- Atlanta Fed President Raphael Bostic signals that unexpected inflation increases could prompt the Federal Reserve to consider interest rate hikes.
- The January 2026 FOMC minutes, released February 18, 2026, reveal a divided committee, with several officials supporting language allowing for hikes if inflation stays above the 2% target.
- Recent data shows CPI at 2.4% year-over-year in January, down from 2.7%, but still above the Fed's goal, amid a resilient job market and economic stability.
Atlanta Federal Reserve Bank President Raphael Bostic has put markets on alert, stating that if inflation moves the wrong way and starts to rise, the Fed will have to have rate hikes on the table. This warning aligns closely with the January 2026 FOMC minutes, which were released on February 18, 2026, and indicated that several officials signaled hikes as possible if inflation persists above the 2% target.

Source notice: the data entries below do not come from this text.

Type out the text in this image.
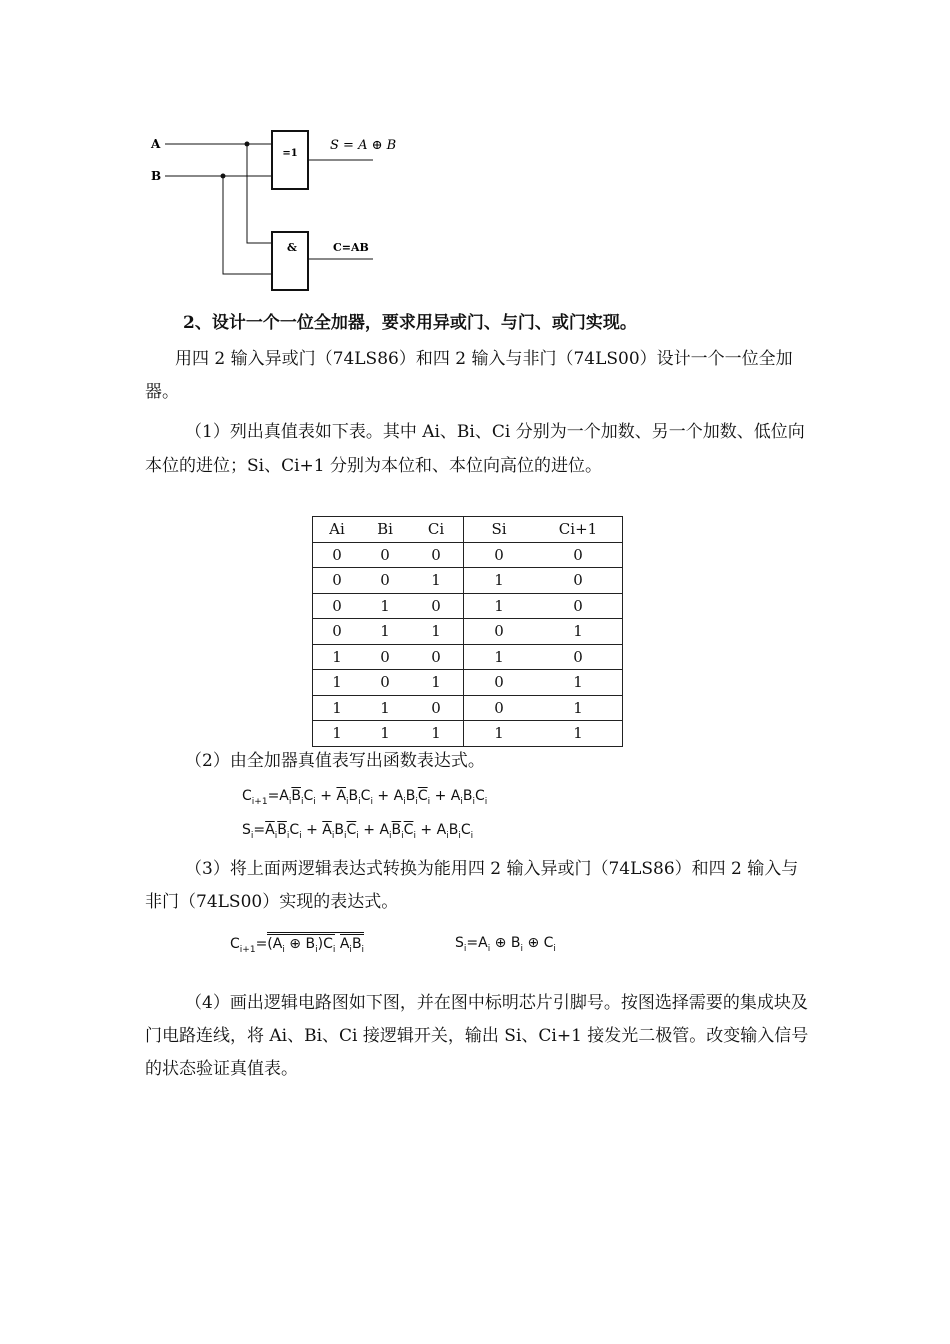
A
B
=1
S = A ⊕ B
&	C=AB
2、设计一个一位全加器，要求用异或门、与门、或门实现。
用四 2 输入异或门（74LS86）和四 2 输入与非门（74LS00）设计一个一位全加器。
（1）列出真值表如下表。其中 Ai、Bi、Ci 分别为一个加数、另一个加数、低位向本位的进位；Si、Ci+1 分别为本位和、本位向高位的进位。
Ai	Bi	Ci	Si	Ci+1
0	0	0	0	0
0	0	1	1	0
0	1	0	1	0
0	1	1	0	1
1	0	0	1	0
1	0	1	0	1
1	1	0	0	1
1	1	1	1	1
（2）由全加器真值表写出函数表达式。
$C_{i+1}=A_i\overline{B}_iC_i + \overline{A}_iB_iC_i + A_iB_i\overline{C}_i + A_iB_iC_i$
$S_i=\overline{A}_i\overline{B}_iC_i + \overline{A}_iB_i\overline{C}_i + A_i\overline{B}_i\overline{C}_i + A_iB_iC_i$
（3）将上面两逻辑表达式转换为能用四 2 输入异或门（74LS86）和四 2 输入与非门（74LS00）实现的表达式。
$C_{i+1}=(A_i$ ⊕ $B_i)C_i$ $A_iB_i$	$S_i=A_i$ ⊕ $B_i$ ⊕ $C_i$
（4）画出逻辑电路图如下图，并在图中标明芯片引脚号。按图选择需要的集成块及门电路连线，将 Ai、Bi、Ci 接逻辑开关，输出 Si、Ci+1 接发光二极管。改变输入信号的状态验证真值表。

Efforts to maintain a steady monetary policy have hit a snag as inflation remains stubbornly elevated. The January 28, 2026, FOMC meeting held the federal funds rate steady at 3.5%-3.75% in a 10-2 vote, with dissenters Christopher Waller and Stephen Miran favoring cuts due to labor market concerns. Minutes from that meeting revealed a divided committee: while some participants supported language allowing for rate hikes if inflation stays above target, others anticipated cuts if disinflation continues. According to people familiar with the matter, this internal debate reflects ongoing uncertainty about the inflation trajectory.
Post-meeting economic data has added complexity to the Fed's calculus. CPI came in at 2.4% year-over-year in January, down from 2.7%, with core CPI at 2.5%, down from 2.6%. Unemployment held at 4.3%, indicating a slowing inflation trend coupled with labor market resilience. However, inflation remains above the Fed's 2% target, with PCE at 2.8% in November 2025, up from a low of 2.2% in April 2025. Jerome Powell noted that Trump administration tariffs implemented in April 2025 have pushed core PCE "just a bit above 2%," contributing to the upward pressure.

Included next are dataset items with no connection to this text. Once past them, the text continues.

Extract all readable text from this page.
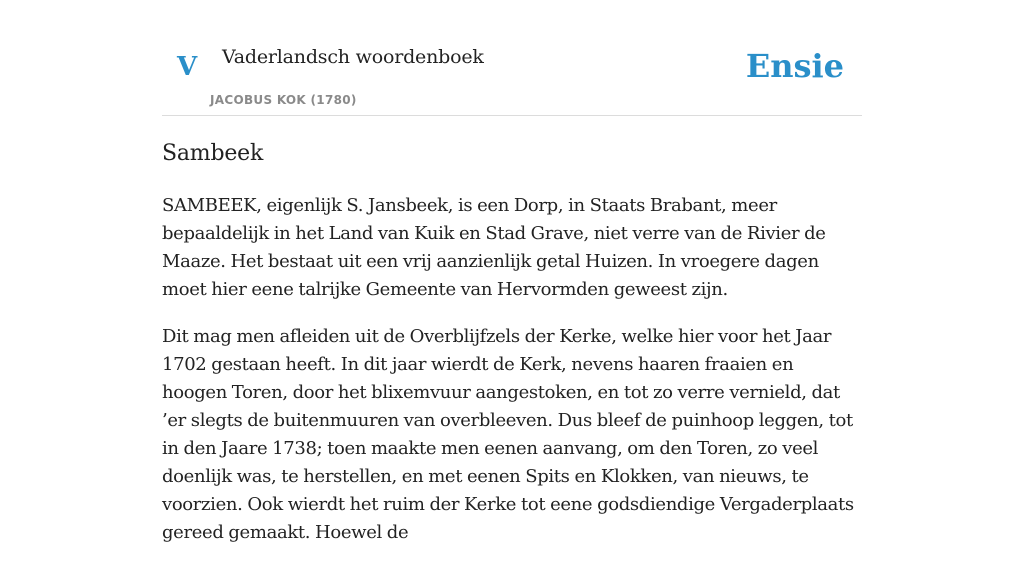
V Vaderlandsch woordenboek
JACOBUS KOK (1780)
Ensie
Sambeek

SAMBEEK, eigenlijk S. Jansbeek, is een Dorp, in Staats Brabant, meer bepaaldelijk in het Land van Kuik en Stad Grave, niet verre van de Rivier de Maaze. Het bestaat uit een vrij aanzienlijk getal Huizen. In vroegere dagen moet hier eene talrijke Gemeente van Hervormden geweest zijn.

Dit mag men afleiden uit de Overblijfzels der Kerke, welke hier voor het Jaar 1702 gestaan heeft. In dit jaar wierdt de Kerk, nevens haaren fraaien en hoogen Toren, door het blixemvuur aangestoken, en tot zo verre vernield, dat ’er slegts de buitenmuuren van overbleeven. Dus bleef de puinhoop leggen, tot in den Jaare 1738; toen maakte men eenen aanvang, om den Toren, zo veel doenlijk was, te herstellen, en met eenen Spits en Klokken, van nieuws, te voorzien. Ook wierdt het ruim der Kerke tot eene godsdiendige Vergaderplaats gereed gemaakt. Hoewel de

Without a clear disinflation path, the Fed faces tough decisions. A resilient job market, highlighted by a strong January report, and a stabilizing economy support patience on cuts, even as market expectations lean toward 1-2 reductions in 2026. Higher borrowing costs continue to weigh on consumers for loans and credit, squeezing household budgets and forcing economizing on essentials, as Powell has acknowledged. In a brief statement, Bostic emphasized the need for vigilance, saying, "We must be prepared to act if inflation trends reverse."

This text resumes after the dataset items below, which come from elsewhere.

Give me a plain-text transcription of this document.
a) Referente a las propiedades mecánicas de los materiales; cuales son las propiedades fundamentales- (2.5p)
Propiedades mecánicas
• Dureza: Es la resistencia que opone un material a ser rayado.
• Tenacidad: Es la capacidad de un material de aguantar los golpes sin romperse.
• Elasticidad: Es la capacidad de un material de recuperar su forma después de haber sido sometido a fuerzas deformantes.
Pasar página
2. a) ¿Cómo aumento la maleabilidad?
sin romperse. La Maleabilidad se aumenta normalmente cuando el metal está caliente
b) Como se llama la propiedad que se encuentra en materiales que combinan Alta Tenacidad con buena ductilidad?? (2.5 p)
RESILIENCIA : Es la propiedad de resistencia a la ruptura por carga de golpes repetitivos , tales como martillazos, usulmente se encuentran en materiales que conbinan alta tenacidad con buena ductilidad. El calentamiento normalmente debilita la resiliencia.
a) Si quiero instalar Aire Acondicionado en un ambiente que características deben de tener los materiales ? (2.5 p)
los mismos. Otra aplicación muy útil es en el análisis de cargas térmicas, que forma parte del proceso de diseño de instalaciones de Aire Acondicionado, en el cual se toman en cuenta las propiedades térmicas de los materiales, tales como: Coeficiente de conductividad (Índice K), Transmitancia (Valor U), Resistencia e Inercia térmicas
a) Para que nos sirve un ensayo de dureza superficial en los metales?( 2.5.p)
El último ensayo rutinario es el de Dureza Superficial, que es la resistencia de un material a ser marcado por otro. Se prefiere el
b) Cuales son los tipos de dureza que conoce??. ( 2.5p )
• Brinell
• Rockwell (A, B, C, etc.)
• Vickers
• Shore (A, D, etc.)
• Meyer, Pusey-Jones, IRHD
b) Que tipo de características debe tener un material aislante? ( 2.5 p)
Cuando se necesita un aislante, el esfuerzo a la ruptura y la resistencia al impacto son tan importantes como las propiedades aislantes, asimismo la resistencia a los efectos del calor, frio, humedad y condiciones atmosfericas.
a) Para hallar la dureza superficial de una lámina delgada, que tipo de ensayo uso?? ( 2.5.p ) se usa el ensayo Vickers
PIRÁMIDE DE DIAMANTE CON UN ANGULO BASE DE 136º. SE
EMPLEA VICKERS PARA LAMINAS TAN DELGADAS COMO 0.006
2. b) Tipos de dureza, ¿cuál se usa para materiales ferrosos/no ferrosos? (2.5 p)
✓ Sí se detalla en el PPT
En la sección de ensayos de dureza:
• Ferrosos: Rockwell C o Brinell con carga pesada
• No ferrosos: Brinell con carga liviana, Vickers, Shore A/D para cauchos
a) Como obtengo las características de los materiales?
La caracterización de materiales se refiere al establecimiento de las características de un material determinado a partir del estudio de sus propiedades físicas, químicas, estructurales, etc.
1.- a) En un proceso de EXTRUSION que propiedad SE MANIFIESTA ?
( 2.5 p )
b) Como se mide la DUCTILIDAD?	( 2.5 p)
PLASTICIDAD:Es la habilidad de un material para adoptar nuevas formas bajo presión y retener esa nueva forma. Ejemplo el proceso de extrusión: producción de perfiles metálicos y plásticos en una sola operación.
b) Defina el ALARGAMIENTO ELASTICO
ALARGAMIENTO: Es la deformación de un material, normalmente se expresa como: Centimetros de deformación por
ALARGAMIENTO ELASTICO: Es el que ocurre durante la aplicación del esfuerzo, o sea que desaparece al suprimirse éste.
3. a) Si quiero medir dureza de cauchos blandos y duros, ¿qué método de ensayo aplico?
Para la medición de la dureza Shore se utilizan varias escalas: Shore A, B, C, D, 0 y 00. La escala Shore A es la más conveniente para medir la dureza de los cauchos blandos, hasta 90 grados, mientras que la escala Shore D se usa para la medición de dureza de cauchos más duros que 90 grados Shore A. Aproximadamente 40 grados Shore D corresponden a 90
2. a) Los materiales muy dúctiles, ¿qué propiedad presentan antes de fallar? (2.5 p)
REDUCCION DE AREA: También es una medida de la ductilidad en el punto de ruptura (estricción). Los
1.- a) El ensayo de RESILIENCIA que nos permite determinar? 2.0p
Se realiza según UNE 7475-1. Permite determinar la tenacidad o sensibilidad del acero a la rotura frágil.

Attempts to reach other Fed officials for comment were unsuccessful, but sources indicate that figures like Cleveland Fed's Beth Hammack have warned of entrenchment risks from sustained above-target inflation. The political context adds another layer, with the Trump White House pressuring the Fed for immediate cuts to 1%, contrasting the central bank's independent caution. This tension underscores the delicate balance the Fed must strike between political pressures and its dual mandate of price stability and maximum employment.
Looking ahead, the Fed plans to assess data monthly, with key PCE figures due on February 20, 2026. Cuts remain possible if disinflation firms, but hikes could be back on the table if inflation ticks up, as noted by analysts like Charles Schwab (SCHW)'s Liz Ann Sonders, who sees reacceleration risks potentially delaying a second cut to late 2026. Officials such as Lisa Cook and Lorie Logan advocate for patience, emphasizing a data-dependent approach amid stable growth. This evolving situation echoes past tightening cycles, reminding investors that the Fed's toolkit includes both hikes and cuts as tools to manage economic fluctuations.
Correction: An earlier version of this article misstated the timing of the FOMC minutes release; it was February 18, 2026, not February 19.